# Knit Hat Polina



## Knittingkitty (Sep 25, 2011)

Hello Everybody,

This week's hat is "Polina" - beautiful lady's hat in a lace stitch.

The hat is made on circular needles and does not have a seam.

The pattern provides both written instructions and a chart for the stitch.

http://www.ravelry.com/patterns/library/hat-polina-for-a-lady

The pattern is on sale for $1.99 till September 27, regular price is $2.99.


----------



## Mejarrett (May 3, 2013)

Lovely hat pattern.


----------



## Knittingkitty (Sep 25, 2011)

Thank you!


----------



## willi66 (Aug 30, 2012)

Very nice!


----------



## willi66 (Aug 30, 2012)

Just bought it!


----------



## Knittingkitty (Sep 25, 2011)

willi66 said:


> Just bought it!


Thank you so much, Willena! I hope you will enjoy knitting this hat as much as I did!


----------



## Sewbizgirl (May 11, 2011)

What a beautiful lace design!


----------



## Knittingkitty (Sep 25, 2011)

Sewbizgirl said:


> What a beautiful lace design!


Thank you so much! :thumbup:


----------



## POTHOLDER (Apr 15, 2011)

polena is beautiful. Can one get by without using dpns?


----------



## Knittingkitty (Sep 25, 2011)

POTHOLDER said:


> polena is beautiful. Can one get by without using dpns?

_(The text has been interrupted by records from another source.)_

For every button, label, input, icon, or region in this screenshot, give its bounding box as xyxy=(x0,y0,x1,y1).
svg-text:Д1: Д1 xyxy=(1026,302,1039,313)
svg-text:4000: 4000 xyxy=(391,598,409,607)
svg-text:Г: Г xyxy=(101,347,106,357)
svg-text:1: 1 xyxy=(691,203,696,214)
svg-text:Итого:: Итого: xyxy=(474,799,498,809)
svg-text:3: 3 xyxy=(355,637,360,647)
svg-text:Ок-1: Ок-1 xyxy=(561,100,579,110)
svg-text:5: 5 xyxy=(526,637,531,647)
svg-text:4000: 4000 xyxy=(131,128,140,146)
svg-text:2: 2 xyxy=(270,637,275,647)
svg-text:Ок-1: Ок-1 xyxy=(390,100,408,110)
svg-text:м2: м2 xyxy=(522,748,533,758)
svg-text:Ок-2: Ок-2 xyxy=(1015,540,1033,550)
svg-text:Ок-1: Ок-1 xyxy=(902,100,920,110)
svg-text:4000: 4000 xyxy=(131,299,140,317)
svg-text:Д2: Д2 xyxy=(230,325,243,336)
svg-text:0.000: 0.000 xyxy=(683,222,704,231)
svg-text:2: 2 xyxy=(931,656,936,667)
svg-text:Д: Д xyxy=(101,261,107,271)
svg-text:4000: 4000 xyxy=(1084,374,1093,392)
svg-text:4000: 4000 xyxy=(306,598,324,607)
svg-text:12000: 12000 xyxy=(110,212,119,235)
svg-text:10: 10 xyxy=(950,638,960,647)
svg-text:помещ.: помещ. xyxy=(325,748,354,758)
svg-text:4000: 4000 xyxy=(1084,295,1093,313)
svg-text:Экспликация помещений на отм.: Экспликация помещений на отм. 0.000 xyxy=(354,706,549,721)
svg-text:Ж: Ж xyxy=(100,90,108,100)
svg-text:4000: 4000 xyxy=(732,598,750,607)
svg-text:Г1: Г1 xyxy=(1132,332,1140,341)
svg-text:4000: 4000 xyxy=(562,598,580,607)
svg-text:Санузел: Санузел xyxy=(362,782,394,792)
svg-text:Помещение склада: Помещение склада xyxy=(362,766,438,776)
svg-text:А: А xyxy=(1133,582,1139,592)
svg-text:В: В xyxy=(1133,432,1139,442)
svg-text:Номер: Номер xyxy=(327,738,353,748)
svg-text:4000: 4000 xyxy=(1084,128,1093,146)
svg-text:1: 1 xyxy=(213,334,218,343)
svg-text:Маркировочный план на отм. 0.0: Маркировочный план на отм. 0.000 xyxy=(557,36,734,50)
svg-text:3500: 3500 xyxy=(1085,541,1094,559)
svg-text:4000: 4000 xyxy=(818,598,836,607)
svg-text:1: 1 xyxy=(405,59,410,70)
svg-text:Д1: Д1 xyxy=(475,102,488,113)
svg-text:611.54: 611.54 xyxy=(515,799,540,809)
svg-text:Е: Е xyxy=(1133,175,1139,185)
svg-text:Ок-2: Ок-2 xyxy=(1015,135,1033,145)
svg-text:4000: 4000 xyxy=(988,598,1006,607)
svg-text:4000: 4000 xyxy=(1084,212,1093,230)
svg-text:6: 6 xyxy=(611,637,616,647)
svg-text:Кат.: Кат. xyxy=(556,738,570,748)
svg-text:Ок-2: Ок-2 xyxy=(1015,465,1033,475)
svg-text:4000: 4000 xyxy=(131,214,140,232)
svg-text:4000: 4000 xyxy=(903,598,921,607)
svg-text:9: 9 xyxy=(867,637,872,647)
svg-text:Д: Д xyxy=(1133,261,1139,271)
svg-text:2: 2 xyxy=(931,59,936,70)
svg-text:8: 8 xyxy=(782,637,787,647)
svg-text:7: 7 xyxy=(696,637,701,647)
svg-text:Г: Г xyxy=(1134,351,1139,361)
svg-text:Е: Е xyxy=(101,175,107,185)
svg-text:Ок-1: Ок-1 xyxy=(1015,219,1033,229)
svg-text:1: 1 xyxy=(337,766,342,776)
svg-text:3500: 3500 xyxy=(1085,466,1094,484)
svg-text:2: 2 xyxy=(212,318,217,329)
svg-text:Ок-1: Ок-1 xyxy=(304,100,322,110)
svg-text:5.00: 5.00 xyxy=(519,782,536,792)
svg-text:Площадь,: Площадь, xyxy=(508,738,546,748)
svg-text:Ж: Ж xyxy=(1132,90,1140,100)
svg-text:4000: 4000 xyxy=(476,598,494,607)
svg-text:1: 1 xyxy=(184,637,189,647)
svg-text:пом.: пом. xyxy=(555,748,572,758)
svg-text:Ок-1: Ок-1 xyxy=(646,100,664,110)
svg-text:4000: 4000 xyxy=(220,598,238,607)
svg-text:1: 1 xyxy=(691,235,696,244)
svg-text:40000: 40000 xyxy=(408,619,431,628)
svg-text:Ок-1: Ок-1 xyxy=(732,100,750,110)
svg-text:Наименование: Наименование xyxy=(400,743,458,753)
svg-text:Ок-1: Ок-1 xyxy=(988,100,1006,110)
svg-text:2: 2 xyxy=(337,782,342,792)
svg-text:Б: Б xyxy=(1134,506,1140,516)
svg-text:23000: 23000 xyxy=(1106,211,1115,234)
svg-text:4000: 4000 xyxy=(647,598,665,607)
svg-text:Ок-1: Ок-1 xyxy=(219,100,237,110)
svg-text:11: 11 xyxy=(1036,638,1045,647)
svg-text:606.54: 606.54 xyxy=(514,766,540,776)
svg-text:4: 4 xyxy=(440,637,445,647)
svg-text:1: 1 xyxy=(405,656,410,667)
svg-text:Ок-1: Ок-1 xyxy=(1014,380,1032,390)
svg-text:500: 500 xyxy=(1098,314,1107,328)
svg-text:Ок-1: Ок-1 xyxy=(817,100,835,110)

Yes, it is possible to make it on straight needles. Simply add 1 stitch on each side for the seam and purl the wrong side rows.


----------



## POTHOLDER (Apr 15, 2011)

Elena's hats are beautiful and we all know that. One or two of hats have been loose enough at the top to finish with circulars and no dpns. This in her hats is what I am looking for.Thanks for you prompt response. sn


----------



## mawsk 54 (Jun 18, 2013)

Beautiful, great colour. Just purchased, I never buy patterns since I discovered the internet, but this called to me. Thank you for lovely pattern. mawsk


----------



## Chezl (Mar 12, 2012)

I also don't buy many patterns but I just bought yours. It is lovely.


----------



## Sandiego (Sep 17, 2011)

Beautiful hat! Your designs are all so pretty! ;0)


----------



## mollyannhad (Feb 1, 2011)

I think thats my favorite


----------



## lsdlong (Oct 20, 2011)

Thanks for the discount. I have purchased several of your patterns and love all of them.


----------



## Knittingkitty (Sep 25, 2011)

Thank you so very much for your lovely comments and support, ladies! A very special THANK YOU to Everybody who has purchased the pattern, happy knitting!)))


----------



## Ann DeGray (May 11, 2011)

I just bought it! I buy all your patterns. They are so well written and a joy to make.

Thank you, Elena.


----------



## TAYATT (Mar 11, 2014)

Beautiful! Love this pattern!


----------



## yogandi (Mar 24, 2012)

Pretty!


----------



## raqeth (Dec 23, 2011)

I am ALWAYS looking forward to your next design.... You never leave me wanting, on the contrary, each one is gorgeous! This one is FABULOUS!!!!!! Love it! Thank you sooo much For the sale price! Wow!  :thumbup: :thumbup:


----------



## oge designs (Aug 14, 2012)

One of my favourite of your designs, beautiful


----------



## Knittingkitty (Sep 25, 2011)

Thank you so much for your support once again, Everybody! It feels great to read your comments, I am so happy you like my hat patterns!


----------



## belleflower (Apr 23, 2013)

I love that chevron detailxx


----------



## Rainebo (Apr 22, 2012)

This is just such an interesting stitch pattern! :thumbup:


----------



## Byrdgal (Jun 27, 2011)

Beautiful as always!!!!!


----------